On November 19, 2020, Experian announced that it had completed the acquisition of Tapad for a roughly $280 million.

== Software and services ==

Tapad uses data such as cookie IDs, operating system IDs, IP addresses, online registrations and data from partnering publishers to develop a probability that different devices are shared by the same person or household. According to Tapad, none of the data contains personally identifiable information (PII). In a data sample tested by Nielsen, Tapad accurately identified users across devices in 91.2% of cases. This is only slightly less than deterministic methods which require PII.

Tapad is used for advertising to consumers across devices, where a user is shown an ad on their mobile or tablet device based on websites they visited on a desktop or based on a usage behavior that matches an advertiser's target audience. For example, if an Android phone visits a website shortly after a desktop PC from the same home network, Tapad will assess that there is a high probability that the two devices are operated by the same person and will show them similar ads on both devices. According to the company website, its services also include cross-device analytics for things like location, timing, user behavior, and audience analysis.

Website publishers use Tapad's technology to understand how a consumer engages with page content, regardless of the device being used to access the site.
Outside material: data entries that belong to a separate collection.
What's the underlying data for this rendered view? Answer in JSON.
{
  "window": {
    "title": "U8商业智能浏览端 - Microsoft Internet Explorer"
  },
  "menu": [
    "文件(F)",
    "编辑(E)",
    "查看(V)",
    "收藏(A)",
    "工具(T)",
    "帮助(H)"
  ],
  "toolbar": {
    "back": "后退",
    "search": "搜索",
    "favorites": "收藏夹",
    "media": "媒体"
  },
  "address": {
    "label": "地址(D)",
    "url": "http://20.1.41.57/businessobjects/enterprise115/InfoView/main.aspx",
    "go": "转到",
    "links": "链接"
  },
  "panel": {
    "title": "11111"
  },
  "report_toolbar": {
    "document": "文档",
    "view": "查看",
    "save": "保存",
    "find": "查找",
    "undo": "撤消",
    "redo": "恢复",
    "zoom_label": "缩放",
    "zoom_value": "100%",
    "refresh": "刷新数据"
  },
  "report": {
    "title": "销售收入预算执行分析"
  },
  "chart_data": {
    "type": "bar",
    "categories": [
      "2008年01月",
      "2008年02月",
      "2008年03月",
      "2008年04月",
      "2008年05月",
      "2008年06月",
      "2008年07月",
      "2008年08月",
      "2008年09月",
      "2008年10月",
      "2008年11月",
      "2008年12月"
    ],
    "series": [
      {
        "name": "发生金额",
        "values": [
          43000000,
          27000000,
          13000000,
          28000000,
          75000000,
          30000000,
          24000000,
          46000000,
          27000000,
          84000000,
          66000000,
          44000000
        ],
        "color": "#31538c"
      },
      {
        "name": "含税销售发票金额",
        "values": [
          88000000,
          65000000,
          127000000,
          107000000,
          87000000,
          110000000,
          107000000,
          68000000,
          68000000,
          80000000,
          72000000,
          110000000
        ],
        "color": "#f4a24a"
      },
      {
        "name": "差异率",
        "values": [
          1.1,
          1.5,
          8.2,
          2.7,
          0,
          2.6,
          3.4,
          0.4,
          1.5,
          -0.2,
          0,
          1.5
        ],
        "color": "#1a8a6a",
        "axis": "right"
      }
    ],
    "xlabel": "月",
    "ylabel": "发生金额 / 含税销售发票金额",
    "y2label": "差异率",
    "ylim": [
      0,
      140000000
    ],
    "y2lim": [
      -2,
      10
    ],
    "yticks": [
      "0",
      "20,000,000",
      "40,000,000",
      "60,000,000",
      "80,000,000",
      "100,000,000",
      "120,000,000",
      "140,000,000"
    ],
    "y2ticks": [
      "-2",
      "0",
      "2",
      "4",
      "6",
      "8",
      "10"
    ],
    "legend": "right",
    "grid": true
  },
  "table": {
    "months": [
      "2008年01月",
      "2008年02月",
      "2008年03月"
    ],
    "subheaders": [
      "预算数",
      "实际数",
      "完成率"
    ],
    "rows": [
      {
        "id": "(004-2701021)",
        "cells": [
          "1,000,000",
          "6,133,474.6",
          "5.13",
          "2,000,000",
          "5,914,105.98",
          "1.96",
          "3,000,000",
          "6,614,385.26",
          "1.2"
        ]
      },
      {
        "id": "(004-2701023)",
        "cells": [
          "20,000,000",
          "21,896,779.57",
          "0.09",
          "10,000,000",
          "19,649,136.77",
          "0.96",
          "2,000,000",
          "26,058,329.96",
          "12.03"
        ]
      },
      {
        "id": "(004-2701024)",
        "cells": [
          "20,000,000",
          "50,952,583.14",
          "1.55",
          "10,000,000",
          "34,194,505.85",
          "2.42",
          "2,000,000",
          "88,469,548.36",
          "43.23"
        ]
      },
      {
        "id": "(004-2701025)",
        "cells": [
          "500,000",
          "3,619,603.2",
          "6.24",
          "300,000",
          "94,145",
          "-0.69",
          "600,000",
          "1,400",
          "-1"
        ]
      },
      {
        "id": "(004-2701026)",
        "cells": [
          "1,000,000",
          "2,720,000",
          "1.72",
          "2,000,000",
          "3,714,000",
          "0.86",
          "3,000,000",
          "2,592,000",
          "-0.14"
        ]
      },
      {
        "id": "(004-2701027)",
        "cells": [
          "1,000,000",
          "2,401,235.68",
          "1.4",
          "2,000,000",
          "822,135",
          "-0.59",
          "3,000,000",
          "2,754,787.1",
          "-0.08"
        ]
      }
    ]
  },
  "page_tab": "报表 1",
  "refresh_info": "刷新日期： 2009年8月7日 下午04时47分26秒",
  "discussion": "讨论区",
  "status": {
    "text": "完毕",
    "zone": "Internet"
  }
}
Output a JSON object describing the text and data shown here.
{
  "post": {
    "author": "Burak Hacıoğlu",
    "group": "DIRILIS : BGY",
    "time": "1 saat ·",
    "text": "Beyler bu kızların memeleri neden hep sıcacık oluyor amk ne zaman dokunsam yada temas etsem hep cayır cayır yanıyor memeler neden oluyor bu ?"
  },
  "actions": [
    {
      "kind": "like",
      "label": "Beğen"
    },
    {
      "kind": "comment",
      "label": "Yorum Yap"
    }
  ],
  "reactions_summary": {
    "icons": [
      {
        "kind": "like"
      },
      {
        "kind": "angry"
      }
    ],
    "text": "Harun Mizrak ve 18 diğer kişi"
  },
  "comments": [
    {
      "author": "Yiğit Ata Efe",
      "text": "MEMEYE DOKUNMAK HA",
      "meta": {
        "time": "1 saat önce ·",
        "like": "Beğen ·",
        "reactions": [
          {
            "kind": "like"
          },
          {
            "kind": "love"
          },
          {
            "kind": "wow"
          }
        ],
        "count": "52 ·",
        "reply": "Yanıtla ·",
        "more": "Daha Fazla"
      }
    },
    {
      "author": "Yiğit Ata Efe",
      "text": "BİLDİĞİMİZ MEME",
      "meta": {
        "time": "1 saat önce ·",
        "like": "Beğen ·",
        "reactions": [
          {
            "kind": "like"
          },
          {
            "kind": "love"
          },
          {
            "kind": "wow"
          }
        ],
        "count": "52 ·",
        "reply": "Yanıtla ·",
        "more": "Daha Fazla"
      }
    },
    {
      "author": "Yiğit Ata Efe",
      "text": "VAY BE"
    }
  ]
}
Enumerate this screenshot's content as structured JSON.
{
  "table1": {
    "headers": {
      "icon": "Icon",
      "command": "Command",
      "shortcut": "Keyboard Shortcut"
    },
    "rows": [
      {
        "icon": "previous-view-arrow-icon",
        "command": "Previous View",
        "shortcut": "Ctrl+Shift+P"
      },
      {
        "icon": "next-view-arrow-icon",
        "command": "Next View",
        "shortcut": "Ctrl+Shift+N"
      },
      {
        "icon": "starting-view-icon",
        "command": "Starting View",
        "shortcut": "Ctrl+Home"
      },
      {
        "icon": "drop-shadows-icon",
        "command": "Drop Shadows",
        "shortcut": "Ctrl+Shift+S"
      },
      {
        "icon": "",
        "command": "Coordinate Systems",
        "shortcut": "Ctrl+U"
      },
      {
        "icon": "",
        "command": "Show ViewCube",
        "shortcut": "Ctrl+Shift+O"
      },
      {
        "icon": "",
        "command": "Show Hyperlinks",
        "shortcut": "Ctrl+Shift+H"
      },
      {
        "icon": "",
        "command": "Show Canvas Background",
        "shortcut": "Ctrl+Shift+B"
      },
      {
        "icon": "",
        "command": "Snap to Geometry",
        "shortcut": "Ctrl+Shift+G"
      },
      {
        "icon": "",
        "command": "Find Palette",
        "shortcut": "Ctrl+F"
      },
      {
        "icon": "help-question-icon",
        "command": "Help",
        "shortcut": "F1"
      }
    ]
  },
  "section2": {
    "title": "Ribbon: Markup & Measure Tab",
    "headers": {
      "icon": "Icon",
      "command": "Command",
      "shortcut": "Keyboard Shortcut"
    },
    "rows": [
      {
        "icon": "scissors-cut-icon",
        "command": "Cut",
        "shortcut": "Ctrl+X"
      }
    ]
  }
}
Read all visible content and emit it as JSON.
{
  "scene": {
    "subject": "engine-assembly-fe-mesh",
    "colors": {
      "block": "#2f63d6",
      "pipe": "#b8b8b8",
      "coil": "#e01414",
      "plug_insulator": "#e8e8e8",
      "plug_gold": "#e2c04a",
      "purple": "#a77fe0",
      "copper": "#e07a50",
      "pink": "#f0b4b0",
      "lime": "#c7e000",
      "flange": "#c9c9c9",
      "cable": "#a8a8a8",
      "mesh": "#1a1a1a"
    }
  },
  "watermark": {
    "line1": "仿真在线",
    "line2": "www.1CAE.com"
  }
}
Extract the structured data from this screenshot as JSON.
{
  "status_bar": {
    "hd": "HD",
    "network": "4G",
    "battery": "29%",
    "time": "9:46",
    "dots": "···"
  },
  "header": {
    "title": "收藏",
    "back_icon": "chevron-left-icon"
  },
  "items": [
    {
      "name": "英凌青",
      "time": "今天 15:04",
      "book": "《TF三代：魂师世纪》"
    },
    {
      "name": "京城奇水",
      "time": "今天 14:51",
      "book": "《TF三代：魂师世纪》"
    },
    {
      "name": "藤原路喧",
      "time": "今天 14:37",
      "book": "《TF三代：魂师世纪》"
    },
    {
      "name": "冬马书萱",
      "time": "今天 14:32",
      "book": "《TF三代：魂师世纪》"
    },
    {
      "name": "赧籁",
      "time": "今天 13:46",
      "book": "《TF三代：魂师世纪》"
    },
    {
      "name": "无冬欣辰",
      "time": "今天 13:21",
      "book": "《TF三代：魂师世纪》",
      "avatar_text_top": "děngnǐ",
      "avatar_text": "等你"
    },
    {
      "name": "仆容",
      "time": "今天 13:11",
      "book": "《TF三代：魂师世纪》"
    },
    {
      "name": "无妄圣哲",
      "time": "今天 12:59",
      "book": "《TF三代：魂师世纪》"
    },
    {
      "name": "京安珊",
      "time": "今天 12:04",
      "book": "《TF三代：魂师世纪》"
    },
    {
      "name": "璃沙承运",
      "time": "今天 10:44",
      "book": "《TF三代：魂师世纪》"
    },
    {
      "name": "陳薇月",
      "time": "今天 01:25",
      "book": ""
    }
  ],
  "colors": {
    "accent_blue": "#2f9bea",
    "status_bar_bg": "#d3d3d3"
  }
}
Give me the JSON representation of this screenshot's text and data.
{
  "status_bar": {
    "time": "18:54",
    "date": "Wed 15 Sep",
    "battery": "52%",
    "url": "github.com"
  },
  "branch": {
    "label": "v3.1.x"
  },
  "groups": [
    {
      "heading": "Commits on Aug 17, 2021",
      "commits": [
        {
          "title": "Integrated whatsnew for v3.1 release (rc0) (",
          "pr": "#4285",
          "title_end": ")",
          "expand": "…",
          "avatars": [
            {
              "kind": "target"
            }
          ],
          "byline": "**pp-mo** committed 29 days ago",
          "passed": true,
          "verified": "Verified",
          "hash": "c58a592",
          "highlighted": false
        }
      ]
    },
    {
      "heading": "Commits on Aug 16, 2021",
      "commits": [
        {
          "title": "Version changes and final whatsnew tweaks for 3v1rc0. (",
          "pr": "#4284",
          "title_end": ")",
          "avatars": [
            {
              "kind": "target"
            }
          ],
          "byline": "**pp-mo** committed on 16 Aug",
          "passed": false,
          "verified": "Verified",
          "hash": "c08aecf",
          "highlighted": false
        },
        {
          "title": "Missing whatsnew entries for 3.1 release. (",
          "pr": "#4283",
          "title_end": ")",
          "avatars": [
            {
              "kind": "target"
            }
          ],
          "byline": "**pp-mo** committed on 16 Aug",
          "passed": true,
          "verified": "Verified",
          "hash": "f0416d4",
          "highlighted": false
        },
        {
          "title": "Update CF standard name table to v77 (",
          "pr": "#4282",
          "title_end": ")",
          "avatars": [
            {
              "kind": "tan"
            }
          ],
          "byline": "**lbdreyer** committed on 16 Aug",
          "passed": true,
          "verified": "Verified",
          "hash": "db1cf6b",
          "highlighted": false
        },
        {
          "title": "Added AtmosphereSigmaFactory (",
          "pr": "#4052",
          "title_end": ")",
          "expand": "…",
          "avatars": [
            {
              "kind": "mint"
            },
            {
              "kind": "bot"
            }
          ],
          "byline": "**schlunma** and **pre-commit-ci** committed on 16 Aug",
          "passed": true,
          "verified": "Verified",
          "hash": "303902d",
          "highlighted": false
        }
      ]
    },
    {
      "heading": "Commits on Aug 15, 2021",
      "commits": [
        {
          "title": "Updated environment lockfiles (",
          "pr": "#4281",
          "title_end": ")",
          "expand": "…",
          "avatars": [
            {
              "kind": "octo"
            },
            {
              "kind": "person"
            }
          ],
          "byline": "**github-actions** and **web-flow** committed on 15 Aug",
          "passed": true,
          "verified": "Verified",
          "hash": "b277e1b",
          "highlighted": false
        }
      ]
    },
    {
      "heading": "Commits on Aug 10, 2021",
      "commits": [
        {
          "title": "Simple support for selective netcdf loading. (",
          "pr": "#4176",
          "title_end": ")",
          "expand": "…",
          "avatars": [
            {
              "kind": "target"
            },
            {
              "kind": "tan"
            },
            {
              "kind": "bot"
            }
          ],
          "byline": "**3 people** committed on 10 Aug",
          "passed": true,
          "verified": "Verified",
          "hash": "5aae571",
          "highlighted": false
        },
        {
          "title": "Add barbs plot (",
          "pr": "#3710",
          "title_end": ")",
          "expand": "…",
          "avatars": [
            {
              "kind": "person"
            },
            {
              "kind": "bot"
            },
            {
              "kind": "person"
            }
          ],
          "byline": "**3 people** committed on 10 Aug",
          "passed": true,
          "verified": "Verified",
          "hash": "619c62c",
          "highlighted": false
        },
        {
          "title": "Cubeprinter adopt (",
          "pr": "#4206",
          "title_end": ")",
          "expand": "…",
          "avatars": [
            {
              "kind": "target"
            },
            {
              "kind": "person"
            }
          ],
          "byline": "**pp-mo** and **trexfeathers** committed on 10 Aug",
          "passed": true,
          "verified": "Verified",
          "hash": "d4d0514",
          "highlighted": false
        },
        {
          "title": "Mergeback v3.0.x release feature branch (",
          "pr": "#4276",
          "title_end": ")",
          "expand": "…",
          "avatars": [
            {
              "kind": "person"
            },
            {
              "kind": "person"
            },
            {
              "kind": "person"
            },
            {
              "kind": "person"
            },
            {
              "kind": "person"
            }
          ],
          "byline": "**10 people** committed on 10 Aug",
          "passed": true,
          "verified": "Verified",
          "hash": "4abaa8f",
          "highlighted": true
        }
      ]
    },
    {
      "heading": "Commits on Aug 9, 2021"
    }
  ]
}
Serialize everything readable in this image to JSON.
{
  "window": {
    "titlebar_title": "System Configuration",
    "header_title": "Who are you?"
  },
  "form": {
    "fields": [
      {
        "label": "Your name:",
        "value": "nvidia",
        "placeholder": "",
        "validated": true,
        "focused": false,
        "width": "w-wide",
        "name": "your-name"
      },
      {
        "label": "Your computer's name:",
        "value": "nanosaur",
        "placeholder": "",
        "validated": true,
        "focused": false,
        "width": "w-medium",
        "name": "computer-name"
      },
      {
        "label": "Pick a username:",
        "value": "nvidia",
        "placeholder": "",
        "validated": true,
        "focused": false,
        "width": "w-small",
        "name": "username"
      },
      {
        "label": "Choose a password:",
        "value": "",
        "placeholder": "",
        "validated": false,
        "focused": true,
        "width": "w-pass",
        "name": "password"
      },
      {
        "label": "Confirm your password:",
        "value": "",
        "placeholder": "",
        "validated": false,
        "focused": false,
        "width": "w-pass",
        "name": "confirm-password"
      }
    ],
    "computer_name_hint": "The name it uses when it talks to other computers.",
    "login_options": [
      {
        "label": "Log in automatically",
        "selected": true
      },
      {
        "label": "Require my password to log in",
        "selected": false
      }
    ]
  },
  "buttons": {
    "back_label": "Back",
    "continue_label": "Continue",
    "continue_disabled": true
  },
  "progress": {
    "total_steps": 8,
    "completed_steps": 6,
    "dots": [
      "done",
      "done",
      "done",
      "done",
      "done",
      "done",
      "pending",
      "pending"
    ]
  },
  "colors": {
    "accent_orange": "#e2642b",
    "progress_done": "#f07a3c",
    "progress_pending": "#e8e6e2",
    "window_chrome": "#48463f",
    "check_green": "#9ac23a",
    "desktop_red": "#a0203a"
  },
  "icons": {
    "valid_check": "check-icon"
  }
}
This can be useful to customize advertising creative, editorial content and offer a more uniform experience for the user across all devices.

In early 2015, Tapad partnered with Placed, a company that specializes in the measurement of in-store visitation by consumers, then introduced features and services that attempt to measure if an advertising campaign resulted in consumers visiting a business location. It also introduced TV Pulse, a product that uses data from first party data suppliers to attempt to measure the effect of digital advertising campaigns. Tapad's Device Graph is also licensed to other technology companies and integrated into their products.

== Privacy ==

Advertisements using Tapad usually feature a notification that explains the ad is being shown as a result of behavioral analysis and provide an opt-out button in compliance with standards set by the Digital Advertising Alliance. The disclosure features are provided by Evidon, which Tapad partnered with in November 2011.
According to Forbes, Tapad's "burgeoning success risks irking Congress, regulators and privacy advocates." The company's CEO says it shouldn't be a problem, since it doesn't collect personally identifiable information.

In 2018, Tapad and other companies were named in a series of privacy complaints for alleged GDPR violations. The complaints were filed in the United Kingdom by watchdog group Privacy International.